H. K. Stroud, "System for the Sales Manager," in Ad Sense: Devoted to the Interests of Buyers of Advertising (September 1905) puts in a vote for suppressed heat:

He is very apt to receive an indignant phone call, calculated to raise all his ire, but his answer must be courteous and pleasant, while his inner feelings are hot enough to turn the air blue around him.

And "The Show Life in America," in The Showman: An Illustrated Journal for Showmen and All Entertainers (October 4, 1901) implies prurience or lewdness:

Some shows are very coarse, such as the "beauty shows," and a weird dance known as the "hootche kootche," which is guaranteed to turn the air blue for a mile around, where they are exhibited.

Yet other early references to turning the air blue have a jokey element, as in this one from Florence Howe Hall, Social Customs (1887):

It is interesting to note that according to Buddhist tradition the first lie was told by a king, and was therefore no doubt a white, or society lie. The citizens who heard it were even more innocent than George Washington. He, at least, knew what a lie was, even if he didn't know how to tell one; but these poor people were utterly ignorant on the subject, and asked whether a lie was white, black, or blue! It is to be feared that the blue lie has disappeared from the face of the earth, unless it survives in that kind of swearing which is said to turn the air blue.

And this one by K.F.R., from The [Cornell University] Cornellian (1891), which brings together "blue from smoke" and "blue from swearing":

Musing, I sat smoking a pipe,/In reverie deep till the air was blue;—/My father came, alas! too true,/I smoked no more. The air was blue.

To sum up, we have instances between 1854 and 1905 in which blue air seems to be ascribed to cold, to suppressed heat, to pipe smoke, to gun smoke, to a general rifeness, to prurience, to raucous (but not profane) noise, to angry (but not profane) denunciation, and to cursing.


Update (July 7, 2020): Early newspaper instances of "turn the air blue"

I checked the Elephind newspaper database to see whether very early instances of "turn the air blue" consistently appeared in the context of cursing.

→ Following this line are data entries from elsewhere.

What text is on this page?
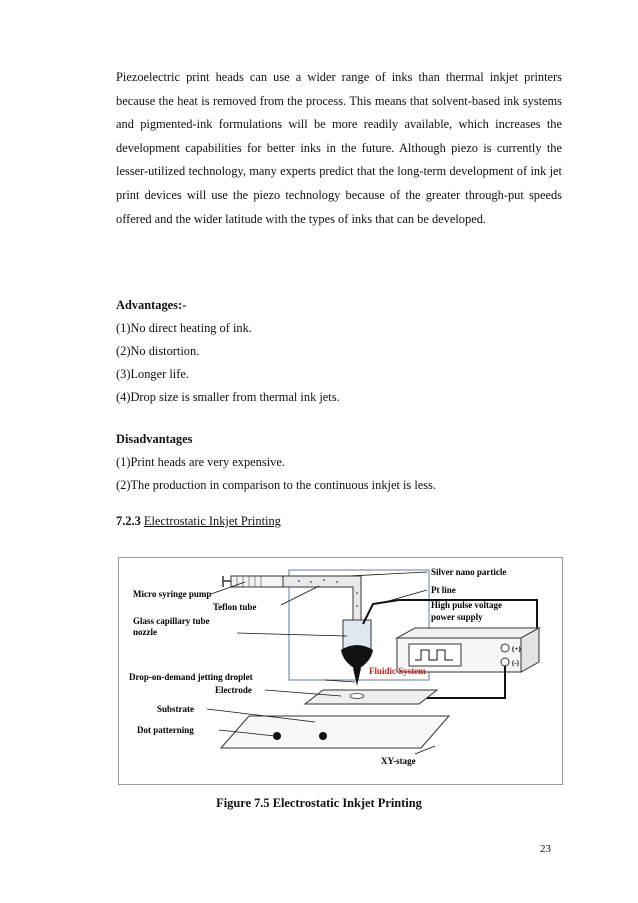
Piezoelectric print heads can use a wider range of inks than thermal inkjet printers because the heat is removed from the process. This means that solvent-based ink systems and pigmented-ink formulations will be more readily available, which increases the development capabilities for better inks in the future. Although piezo is currently the lesser-utilized technology, many experts predict that the long-term development of ink jet print devices will use the piezo technology because of the greater through-put speeds offered and the wider latitude with the types of inks that can be developed.
Advantages:-
(1)No direct heating of ink.
(2)No distortion.
(3)Longer life.
(4)Drop size is smaller from thermal ink jets.
Disadvantages
(1)Print heads are very expensive.
(2)The production in comparison to the continuous inkjet is less.
7.2.3 Electrostatic Inkjet Printing
Silver nano particle
Pt line
High pulse voltage
power supply
Micro syringe pump
Teflon tube
Glass capillary tube
nozzle
Fluidic System
Drop-on-demand jetting droplet
Electrode
Substrate
Dot patterning
XY-stage
(+)
(-)
Figure 7.5 Electrostatic Inkjet Printing
23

The evidence seems to support this connection.

From "A Word to Voters" in the Wheeling [West Virginia] Daily Register (September 1, 1869):

Is your name on the registration lists? If not, have it placed there at once. Your township registrar declares that he is willing to enroll you when you satisfy him you are qualified. Call upon him at once. Don't neglect the matter and turn the air blue with curses in October.

From "Concerning Army Chaplains" in the New-York Tribune (July 13, 1878):

The words used [by Colonel Steedman] in my defence would not look well in print. One of the mildest epithets that the Colonel applied to the agent was "thief." The man ventured to defend himself. Then came the words: "You stole my chaplain's trunk, and I order you at once to deliver it over to him, and if I hear another impudent word from you I will put you under arrest." He said he would relinquish it, but "under protest." The stream of bad words that fell from the lips of the good Colonel seemed to turn the air blue, and actually made me feat sorry that I had said anything about my lost treasure. It Is needless to say that I recovered the trunk and have it yet.

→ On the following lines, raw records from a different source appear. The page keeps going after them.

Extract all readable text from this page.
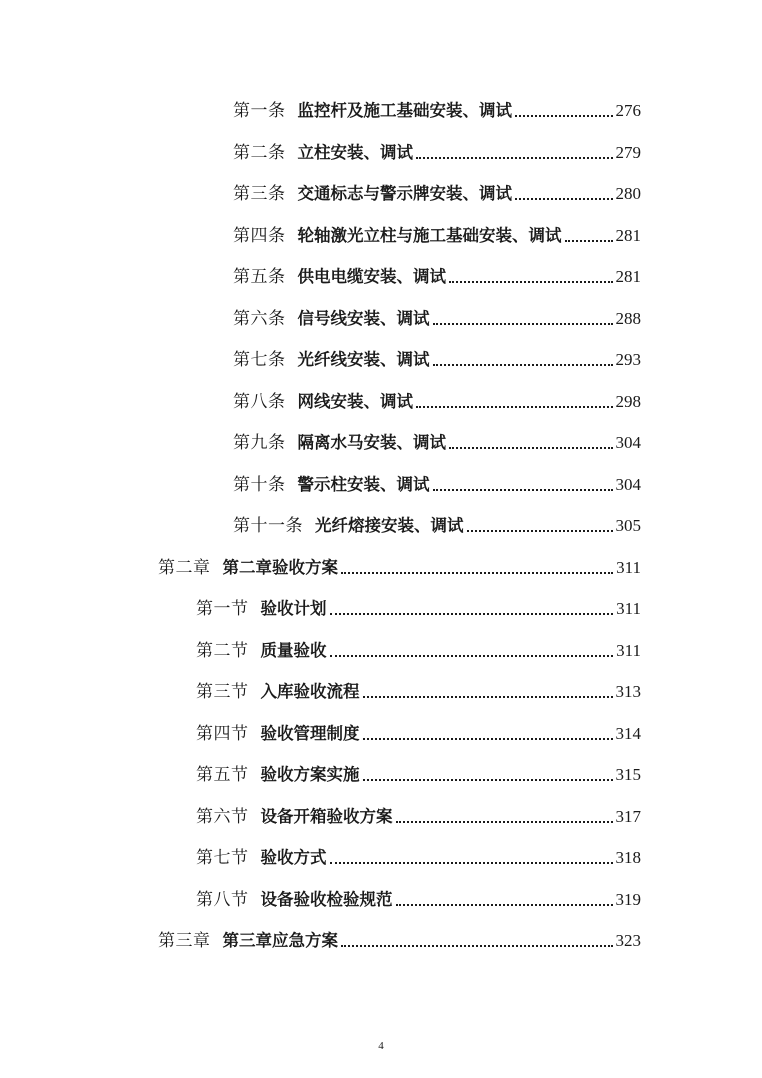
第一条 监控杆及施工基础安装、调试	276
第二条 立柱安装、调试	279
第三条 交通标志与警示牌安装、调试	280
第四条 轮轴激光立柱与施工基础安装、调试	281
第五条 供电电缆安装、调试	281
第六条 信号线安装、调试	288
第七条 光纤线安装、调试	293
第八条 网线安装、调试	298
第九条 隔离水马安装、调试	304
第十条 警示柱安装、调试	304
第十一条 光纤熔接安装、调试	305
第二章 第二章验收方案	311
第一节 验收计划	311
第二节 质量验收	311
第三节 入库验收流程	313
第四节 验收管理制度	314
第五节 验收方案实施	315
第六节 设备开箱验收方案	317
第七节 验收方式	318
第八节 设备验收检验规范	319
第三章 第三章应急方案	323
4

From an untitled item in the Columbus [Nebraska] Journal (September 14, 1881), reprinted from the Lincoln [Nebraska] Globe:

The amenities of Chicago daily papers will soon pass into proverb. The Joemedillian and Billstorean force whack each other over the head with their journalistic shillalies, and turn the air blue with their expressive epithets. Meanwhile the Inter Ocean, towering above both the com[b]atants, gives soothing advice only to be hooted at by both.

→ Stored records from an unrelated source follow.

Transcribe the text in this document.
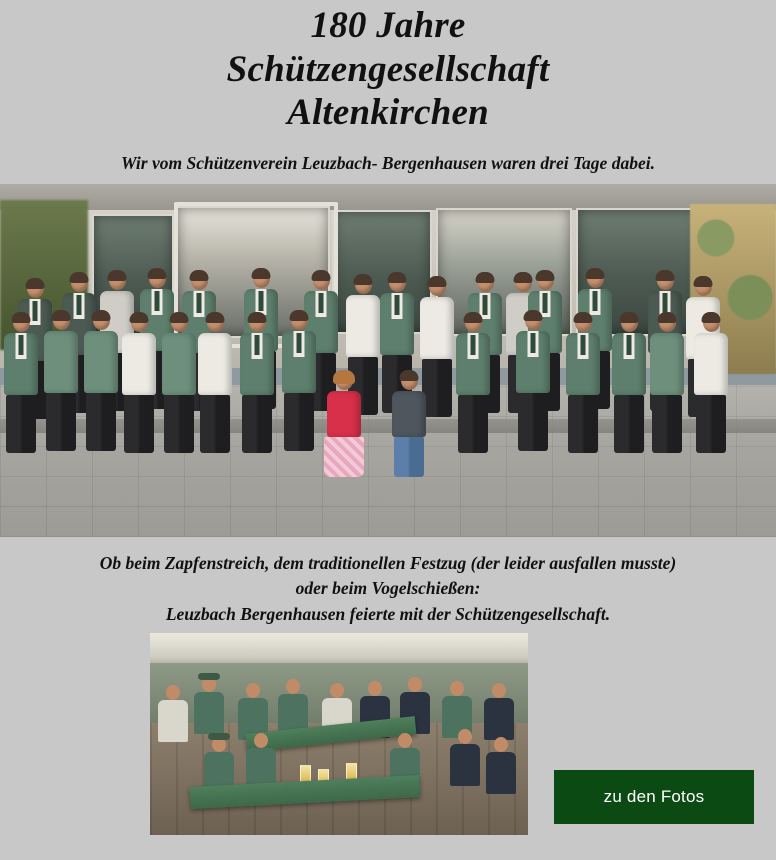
180 Jahre
Schützengesellschaft
Altenkirchen
Wir vom Schützenverein Leuzbach- Bergenhausen waren drei Tage dabei.
Ob beim Zapfenstreich, dem traditionellen Festzug (der leider ausfallen musste)
oder beim Vogelschießen:
Leuzbach Bergenhausen feierte mit der Schützengesellschaft.
zu den Fotos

From "Kimball Defeats Sexton for $1,000," in the New York Clipper (May 6, 1882):

When they discovered that they were virtually an eighth of a mile away from the billiard-table, they rushed to exchange seats, which cost them from fifty cents to one dollar additional. This helped to fill the balcony, balcony-boxes and parquet; but it turned the air blue at the same time, and was damaging to all billiard-matches in the immediate future.

In each of these early instances, the sense of the usage is that actual or fancied cursing caused or would cause the air to turn blue.